Pectus excavatum is the most common congenital chest wall deformity, also known as "funnel chest" or "sunken chest." It involves a depression of the anterior chest wall and the sternum. It is often present at birth and is usually noted within the first year of life.
Pectus excavatum tends to run in the family and occurs more frequently in boys than girls. The cause is still unknown. There is an association of pectus excavatum with other musculoskeletal abnormalities such as Marfan's syndrome or scoliosis.
The extent of deformity and symptoms from pectus excavatum range from mild to severe. A pectus is usually well tolerated in infancy or childhood. An operation to correct the deformity may be indicated if there are severe symptoms related to lung or heart function--particularly if diagnostic tests document these limitations. Cosmetic and psycho-social considerations may also lead to a decision to operate on a child with pectus. The decision to perform a corrective procedure for pectum excavatum must be made carefully, allowing time for consideration of the risks and benefits by both parents and children.
The operative management of pectum excavatum has evolved over time. Since the 1940s, pectus excavatum has been treated by removal of the cartilage connecting some of the ribs to the sternum along with cutting through part of the sternum to allow it to be pulled forward. Over the last decade a less invasive approach to pectus excavatum has been developed.
The "Nuss" procedure or pectum bar operation, was developed as an alternative to the traditional method for management of pectum excavatum. This operation involves the placement of a customized, long, curved metal bar under the sternum. Two small incisions are made on each side of the chest to allow insertion of the bar. Another small incision is made to insert a thoracoscope, which allows us to watch the bar as it goes under the sternum. The bar is secured to the ribs on the side of the chest and pushes the sternum forward. Neither the rib cartilages nor sternum are cut. The bar usually remains in place for two years and is then removed with a second, smaller operation. The principle of the pectus bar operation is that the rib cartilage remodel while the bar is in place--similar to the remodeling of the mouth with orthodonture.
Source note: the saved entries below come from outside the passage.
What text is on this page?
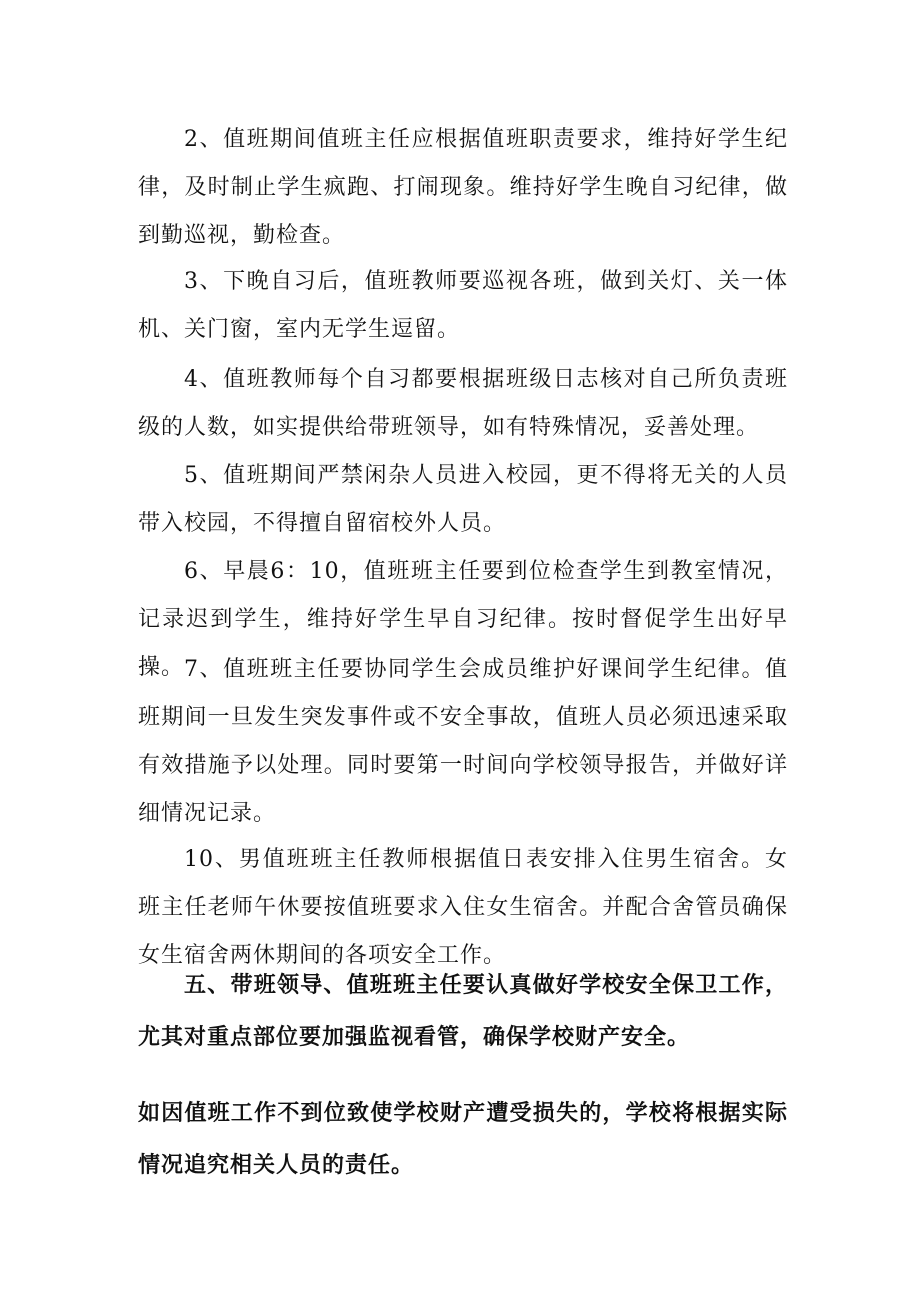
2、值班期间值班主任应根据值班职责要求，维持好学生纪律，及时制止学生疯跑、打闹现象。维持好学生晚自习纪律，做到勤巡视，勤检查。

3、下晚自习后，值班教师要巡视各班，做到关灯、关一体机、关门窗，室内无学生逗留。

4、值班教师每个自习都要根据班级日志核对自己所负责班级的人数，如实提供给带班领导，如有特殊情况，妥善处理。

5、值班期间严禁闲杂人员进入校园，更不得将无关的人员带入校园，不得擅自留宿校外人员。

6、早晨6：10，值班班主任要到位检查学生到教室情况，记录迟到学生，维持好学生早自习纪律。按时督促学生出好早操。 7、值班班主任要协同学生会成员维护好课间学生纪律。值班期间一旦发生突发事件或不安全事故，值班人员必须迅速采取有效措施予以处理。同时要第一时间向学校领导报告，并做好详细情况记录。

10、男值班班主任教师根据值日表安排入住男生宿舍。女班主任老师午休要按值班要求入住女生宿舍。并配合舍管员确保女生宿舍两休期间的各项安全工作。

五、带班领导、值班班主任要认真做好学校安全保卫工作，尤其对重点部位要加强监视看管，确保学校财产安全。

如因值班工作不到位致使学校财产遭受损失的，学校将根据实际情况追究相关人员的责任。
The bar is placed under the sternum
The bar is twisted to elevate the sternum.
A twelve-year follow-up study on the Nuss Procedure shows no recurrence of the deformity after the bar is removed.
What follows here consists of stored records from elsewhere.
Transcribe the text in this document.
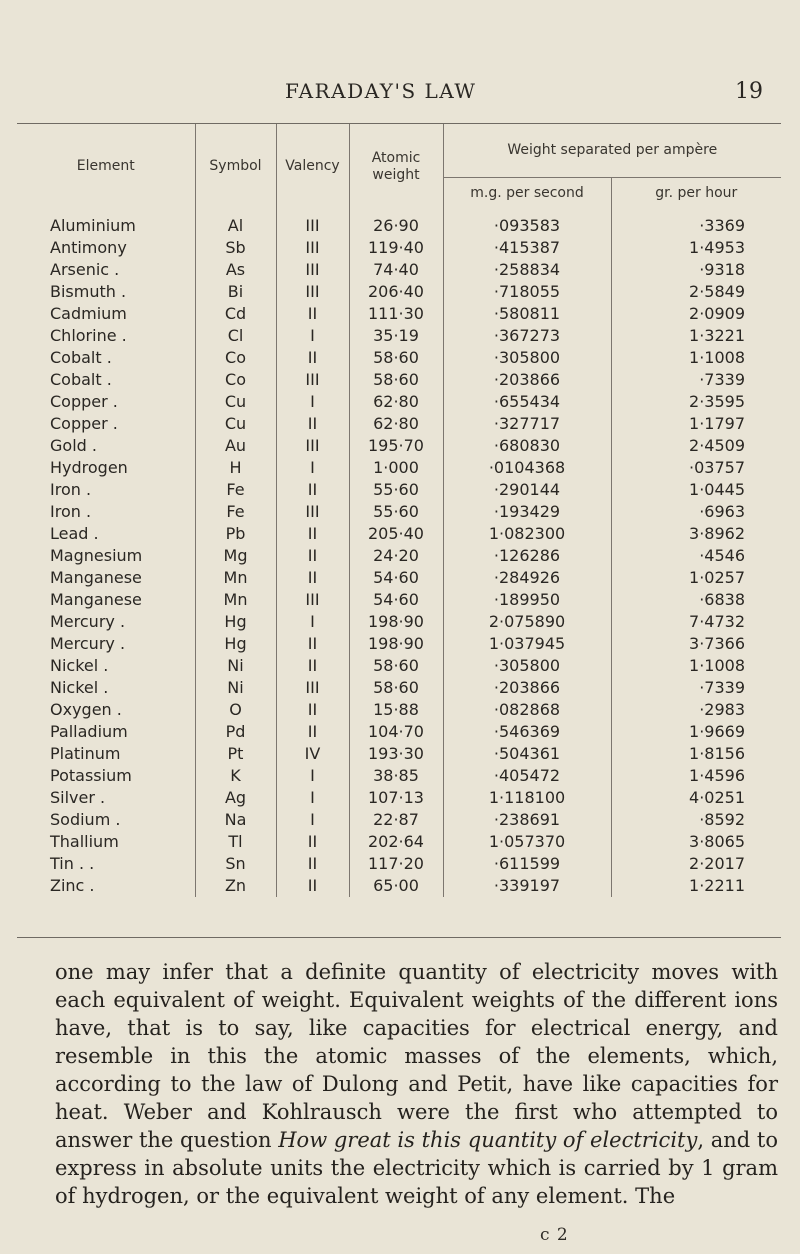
FARADAY'S LAW	19
Element	Symbol	Valency	Atomic weight	Weight separated per ampère	
				m.g. per second	gr. per hour
Aluminium	Al	III	26·90	·093583	·3369
Antimony	Sb	III	119·40	·415387	1·4953
Arsenic .	As	III	74·40	·258834	·9318
Bismuth .	Bi	III	206·40	·718055	2·5849
Cadmium	Cd	II	111·30	·580811	2·0909
Chlorine .	Cl	I	35·19	·367273	1·3221
Cobalt .	Co	II	58·60	·305800	1·1008
Cobalt .	Co	III	58·60	·203866	·7339
Copper .	Cu	I	62·80	·655434	2·3595
Copper .	Cu	II	62·80	·327717	1·1797
Gold .	Au	III	195·70	·680830	2·4509
Hydrogen	H	I	1·000	·0104368	·03757
Iron .	Fe	II	55·60	·290144	1·0445
Iron .	Fe	III	55·60	·193429	·6963
Lead .	Pb	II	205·40	1·082300	3·8962
Magnesium	Mg	II	24·20	·126286	·4546
Manganese	Mn	II	54·60	·284926	1·0257
Manganese	Mn	III	54·60	·189950	·6838
Mercury .	Hg	I	198·90	2·075890	7·4732
Mercury .	Hg	II	198·90	1·037945	3·7366
Nickel .	Ni	II	58·60	·305800	1·1008
Nickel .	Ni	III	58·60	·203866	·7339
Oxygen .	O	II	15·88	·082868	·2983
Palladium	Pd	II	104·70	·546369	1·9669
Platinum	Pt	IV	193·30	·504361	1·8156
Potassium	K	I	38·85	·405472	1·4596
Silver .	Ag	I	107·13	1·118100	4·0251
Sodium .	Na	I	22·87	·238691	·8592
Thallium	Tl	II	202·64	1·057370	3·8065
Tin . .	Sn	II	117·20	·611599	2·2017
Zinc .	Zn	II	65·00	·339197	1·2211

one may infer that a definite quantity of electricity moves with each equivalent of weight. Equivalent weights of the different ions have, that is to say, like capacities for electrical energy, and resemble in this the atomic masses of the elements, which, according to the law of Dulong and Petit, have like capacities for heat. Weber and Kohlrausch were the first who attempted to answer the question How great is this quantity of electricity, and to express in absolute units the electricity which is carried by 1 gram of hydrogen, or the equivalent weight of any element. The

c 2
The pectus bar procedure is certainly not painless and children stay in the hospital for four to seven days after the operation. We place an epidural catheter, similar to that used for women in labor, for pain control after the operation. This is very effective in reducing discomfort.
At the initial appointment we will perform a complete history and physical examination and discuss the procedure and postoperative course in detail. We will help you to decide along with your child whether this operation is reasonable for your situation. We may order additional tests to evaluate your child's heart or lung function and a CT scan of the chest to determine the level and severity of the pectus. Parents and children often like to think about the operation for some time after their first appointment and discussion of the issues involved.
Once the decision to proceed with pectus repair has been made, you will be taken to meet the surgery scheduler. She will be your contact person. We must obtain approval from your insurance carrier prior to scheduling the operation. Sometimes some discussion with the insurance carrier is necessary in order to establish the medical indication for the procedure. Once insurance approval has been obtained, the scheduler will inform you of the operation date as well as the date of your PAT'S (Pre-Admission Testing) appointment. It will be necessary to return to the clinic prior to the operation for fitting of the pectus bar. This bar is individually molded to each child's anatomy.
Nurses will make every effort to keep your child comfortable and pain-free. The pain control team will be contacted to manage your child's post-surgical pain and will decide when to remove the epidural catheter. The pediatric surgery team will make rounds as a group daily. We are available at any time to answer any questions you may have concerning the progress of your child.
It is not uncommon to admit children to the Pediatric Intensive Care Unit after the operation for close observation of respiratory function. They may also need assistance with movement. When your child's condition is stabilized and the pain is under control, he/she will then be transferred to a pediatric ward.